Kernel’s debt obligations increased by 4% in the first quarter of FY2025 to $1.129 billion, reflecting the use of previously signed credit lines from European and Ukrainian banks to finance working capital, but the company repaid $300 million of Eurobonds in October, and its net debt decreased by 7% to $261 million at the end of September.
“In the first quarter of FY2025, the group’s leverage improved, with net debt to EBITDA falling to 0.5x and interest coverage ratio rising to 10.7x EBITDA before 12-month interest,” the document states.
It is also specified that inventories increased by 76% in the first quarter of FY2025 to $435 million, reflecting the seasonal accumulation of sunflower seeds and grain due to the long harvesting campaign in Ukraine. Inventories included 988 thousand tons of grains (mainly corn, wheat and soybeans), 94 thousand tons of edible oil, 49 thousand tons of sunflower meal and 340 thousand tons of sunflower seeds.
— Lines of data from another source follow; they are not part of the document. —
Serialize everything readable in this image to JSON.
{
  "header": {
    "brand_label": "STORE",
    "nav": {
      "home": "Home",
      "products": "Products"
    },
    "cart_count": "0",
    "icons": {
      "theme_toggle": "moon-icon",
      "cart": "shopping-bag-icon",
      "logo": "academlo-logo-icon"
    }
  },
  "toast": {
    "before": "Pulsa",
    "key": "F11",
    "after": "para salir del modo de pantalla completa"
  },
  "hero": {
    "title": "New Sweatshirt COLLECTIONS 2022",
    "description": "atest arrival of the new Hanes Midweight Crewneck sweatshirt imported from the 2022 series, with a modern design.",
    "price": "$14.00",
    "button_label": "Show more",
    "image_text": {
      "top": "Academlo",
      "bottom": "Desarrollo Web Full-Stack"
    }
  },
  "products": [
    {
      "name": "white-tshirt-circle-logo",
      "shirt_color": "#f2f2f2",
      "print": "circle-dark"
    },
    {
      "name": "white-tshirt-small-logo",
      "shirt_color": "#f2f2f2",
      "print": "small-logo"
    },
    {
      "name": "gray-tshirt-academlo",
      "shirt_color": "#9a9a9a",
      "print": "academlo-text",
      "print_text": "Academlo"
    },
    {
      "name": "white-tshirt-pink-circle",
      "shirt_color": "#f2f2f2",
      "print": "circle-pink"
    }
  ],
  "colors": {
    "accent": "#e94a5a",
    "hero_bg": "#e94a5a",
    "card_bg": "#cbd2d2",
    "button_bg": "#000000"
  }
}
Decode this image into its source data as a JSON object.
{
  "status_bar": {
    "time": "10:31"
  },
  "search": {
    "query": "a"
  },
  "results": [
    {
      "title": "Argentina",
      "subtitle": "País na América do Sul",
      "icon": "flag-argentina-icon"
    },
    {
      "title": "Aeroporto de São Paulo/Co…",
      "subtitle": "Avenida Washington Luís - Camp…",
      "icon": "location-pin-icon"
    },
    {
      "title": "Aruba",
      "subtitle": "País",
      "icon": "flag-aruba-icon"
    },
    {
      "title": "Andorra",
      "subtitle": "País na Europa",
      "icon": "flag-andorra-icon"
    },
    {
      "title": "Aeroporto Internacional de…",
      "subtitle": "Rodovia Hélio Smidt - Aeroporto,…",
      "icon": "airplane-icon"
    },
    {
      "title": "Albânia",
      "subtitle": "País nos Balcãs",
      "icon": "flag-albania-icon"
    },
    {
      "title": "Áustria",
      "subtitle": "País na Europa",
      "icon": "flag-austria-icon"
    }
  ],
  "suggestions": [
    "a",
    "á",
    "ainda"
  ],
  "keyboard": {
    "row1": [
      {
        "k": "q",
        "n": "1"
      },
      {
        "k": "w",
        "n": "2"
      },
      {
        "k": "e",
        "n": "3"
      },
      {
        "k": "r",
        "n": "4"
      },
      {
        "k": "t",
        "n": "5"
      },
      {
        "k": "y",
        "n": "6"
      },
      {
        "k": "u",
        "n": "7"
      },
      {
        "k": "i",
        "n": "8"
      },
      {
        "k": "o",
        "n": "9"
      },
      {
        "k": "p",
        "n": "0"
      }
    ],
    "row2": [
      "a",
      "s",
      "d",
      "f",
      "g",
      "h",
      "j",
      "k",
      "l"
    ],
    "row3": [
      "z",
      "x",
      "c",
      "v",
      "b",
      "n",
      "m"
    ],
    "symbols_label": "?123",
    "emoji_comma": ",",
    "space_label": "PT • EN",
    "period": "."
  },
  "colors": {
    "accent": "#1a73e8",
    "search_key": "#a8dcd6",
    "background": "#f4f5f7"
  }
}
In addition, in October 2024, the company raised a $150 million pre-export credit line from a syndicate of international banks to support export operations and meet working capital needs in the current fiscal year.
Kernel is the world’s largest exporter of sunflower oil and one of the largest producers and sellers of bottled oil in Ukraine. It is also engaged in the cultivation and sale of agricultural products.
Kernel’s net profit for FY2023 amounted to $299 million, while the company ended the previous year with a net loss of $41 million. The agricultural holding’s revenue for FY2023 decreased by 35% to $3.455 billion, but EBITDA increased 2.5 times to $544 million.